For transplanted beta cells, life is tough. Not only are the insulin-producing cells in a stranger’s body, tucked into the liver rather than the pancreas, they are a bit short on oxygen and blood, and they are often exposed to raised levels of glucose.
Joslin Diabetes Center scientists, however, have shown that the cells can protect themselves by actively adapting to their new homes—findings that may help to aid future transplants aimed at treating type 1 diabetes.
Researchers in the lab of Gordon Weir, MD, looked at a cellular stress mechanism called the unfolded protein response or endoplasmic reticulum (ER) stress response in beta cells. This response is triggered when the ER, part of the cell’s protein assembly line, struggles to fold newly formed proteins into their exactly right shapes.

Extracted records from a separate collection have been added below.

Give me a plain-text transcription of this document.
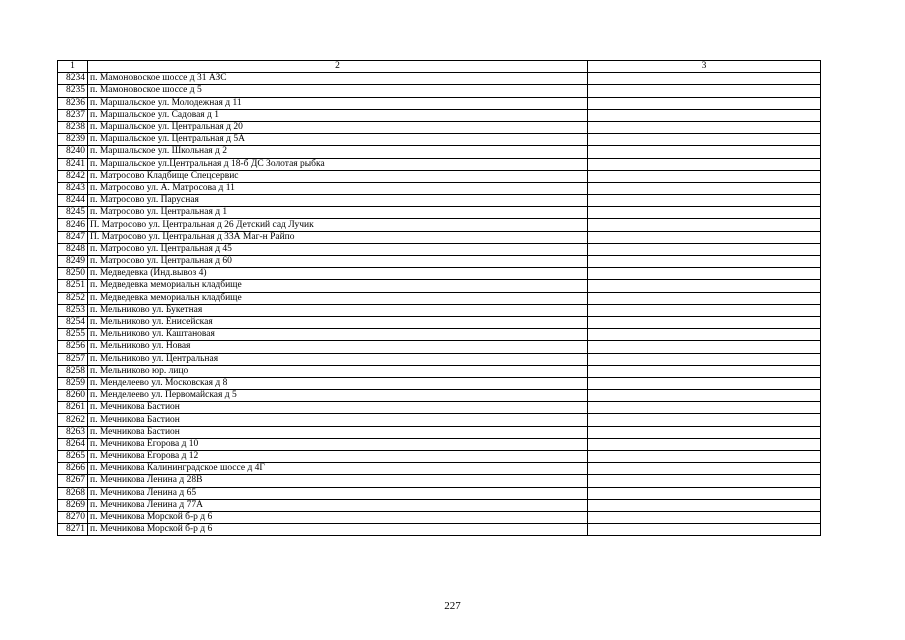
1	2	3
8234	п. Мамоновоское шоссе д 31 АЗС	
8235	п. Мамоновоское шоссе д 5	
8236	п. Маршальское ул. Молодежная д 11	
8237	п. Маршальское ул. Садовая д 1	
8238	п. Маршальское ул. Центральная д 20	
8239	п. Маршальское ул. Центральная д 5А	
8240	п. Маршальское ул. Школьная д 2	
8241	п. Маршальское ул.Центральная д 18-б ДС Золотая рыбка	
8242	п. Матросово Кладбище Спецсервис	
8243	п. Матросово ул. А. Матросова д 11	
8244	п. Матросово ул. Парусная	
8245	п. Матросово ул. Центральная д 1	
8246	П. Матросово ул. Центральная д 26 Детский сад Лучик	
8247	П. Матросово ул. Центральная д 33А Маг-н Райпо	
8248	п. Матросово ул. Центральная д 45	
8249	п. Матросово ул. Центральная д 60	
8250	п. Медведевка (Инд.вывоз 4)	
8251	п. Медведевка мемориальн кладбище	
8252	п. Медведевка мемориальн кладбище	
8253	п. Мельниково ул. Букетная	
8254	п. Мельниково ул. Енисейская	
8255	п. Мельниково ул. Каштановая	
8256	п. Мельниково ул. Новая	
8257	п. Мельниково ул. Центральная	
8258	п. Мельниково юр. лицо	
8259	п. Менделеево ул. Московская д 8	
8260	п. Менделеево ул. Первомайская д 5	
8261	п. Мечникова Бастион	
8262	п. Мечникова Бастион	
8263	п. Мечникова Бастион	
8264	п. Мечникова Егорова д 10	
8265	п. Мечникова Егорова д 12	
8266	п. Мечникова Калининградское шоссе д 4Г	
8267	п. Мечникова Ленина д 28В	
8268	п. Мечникова Ленина д 65	
8269	п. Мечникова Ленина д 77А	
8270	п. Мечникова Морской б-р д 6	
8271	п. Мечникова Морской б-р д 6	
227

Earlier studies suggested this process contributes to the high mortality and low insulin production often displayed in beta cell transplants, which aim to replace cells that the body’s own immune system kills off in type 1 diabetes.

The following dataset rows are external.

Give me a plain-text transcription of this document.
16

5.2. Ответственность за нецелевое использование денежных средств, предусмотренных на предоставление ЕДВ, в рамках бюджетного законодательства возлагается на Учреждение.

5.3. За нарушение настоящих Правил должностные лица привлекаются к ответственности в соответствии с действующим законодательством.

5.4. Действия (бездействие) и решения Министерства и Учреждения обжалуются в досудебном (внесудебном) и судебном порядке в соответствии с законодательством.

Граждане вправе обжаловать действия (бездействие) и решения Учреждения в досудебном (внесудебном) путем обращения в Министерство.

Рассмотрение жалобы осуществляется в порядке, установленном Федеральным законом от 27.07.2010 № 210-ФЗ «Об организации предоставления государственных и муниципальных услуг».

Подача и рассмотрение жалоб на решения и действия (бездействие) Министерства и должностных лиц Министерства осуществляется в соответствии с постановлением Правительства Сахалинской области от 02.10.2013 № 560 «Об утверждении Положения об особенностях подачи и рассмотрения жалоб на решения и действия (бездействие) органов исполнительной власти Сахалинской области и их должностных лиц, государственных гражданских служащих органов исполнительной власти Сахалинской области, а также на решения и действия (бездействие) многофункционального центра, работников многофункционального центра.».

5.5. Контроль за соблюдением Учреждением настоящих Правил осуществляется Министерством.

In work reported in the journal PLoS One, the scientists compared healthy human beta cells from surgical donors with beta cells that had been transplanted into mice with suppressed immune systems. They found that the transplanted cells strongly activate genes that help to guard against damage from ER stress, and suppress other genes that may trigger cellular attempts to self-destruct.
“Not only is this response likely to be helpful for proper insulin secretion but it also seems to hold back the death mechanisms that can be turned on when ER stress is really aggressive,” says Weir, who is co-head of Joslin’s Research Section on Islet Cell and Regenerative Biology.
“Nature is telling us about mechanisms that might rescue the cells from death,” says Weir, who is also a Professor of Medicine at Harvard Medical School. “Knowing these mechanisms might suggest some treatments, such as genetic manipulations to the cells before they’re transplanted, or drugs after they’re transplanted, that help to guard the cells.”
Weir notes that blood glucose levels run higher in mice than in humans, so that in this way the transplanted cells were in an environment similar to that of an actual transplant. The glucose levels also were similar to those of people with the impaired glucose tolerance that leads toward type 2 diabetes.
“This may be a general mechanism for beta cells under stress, so these results may also tell us something about glucose toxicity to beta cells in type 2 diabetes,” he adds.